The Library of Congress, the California Digital Library, the University of North Texas Libraries, the Internet Archive and the U.S. Government Printing Office are joining together for a collaborative project to preserve public U.S. government web sites at the end of the current presidential administration ending Jan. 19, 2009. The project will document federal agencies' presence on the internet during the transition of government and to enhance the existing collections of the five partner institutions.
The project has 2 parts:
1. The Internet Archive will do a "comprehensive crawl" of the .gov domain (all of the URLs identified for this project) beginning in late August 2008, and again in early 2009, after the inauguration.
2. Prioritized Crawls: Selected URLs will be crawled at a greater frequency and depth than the comprehensive crawl, in order to capture websites that are at risk of rapid change during this time, or of disappearing altogether.
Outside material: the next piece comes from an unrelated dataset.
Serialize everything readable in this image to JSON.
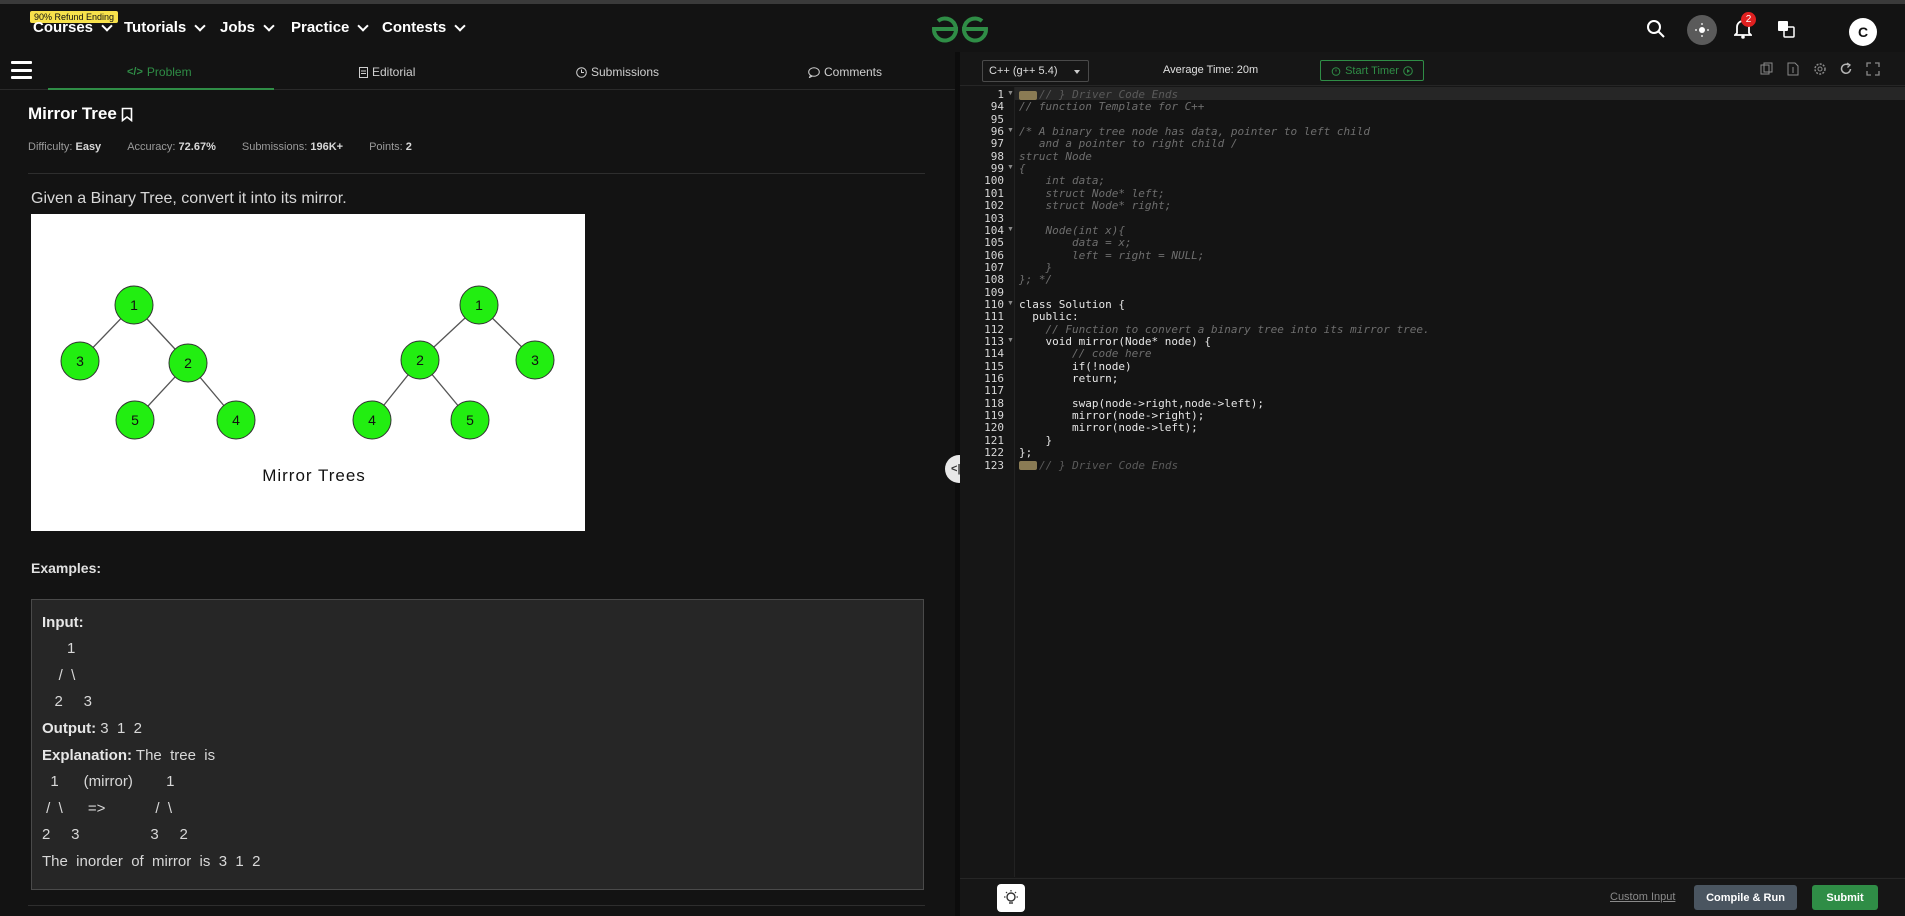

The project team is now calling upon government information specialists -- including librarians and law researchers -- to assist in the selection and prioritization of web sites to be included in the prioritized crawl, as well as identifying the frequency and depth of the act of collecting. Those who sign up to participate will be provided a link to a web-based tool to facilitate the collaborative work of this project. Participants will be asked to review URLs to determine if they are in scope or out of scope for the project, and may also add in-scope URLs not appearing in the comprehensive crawl URL list.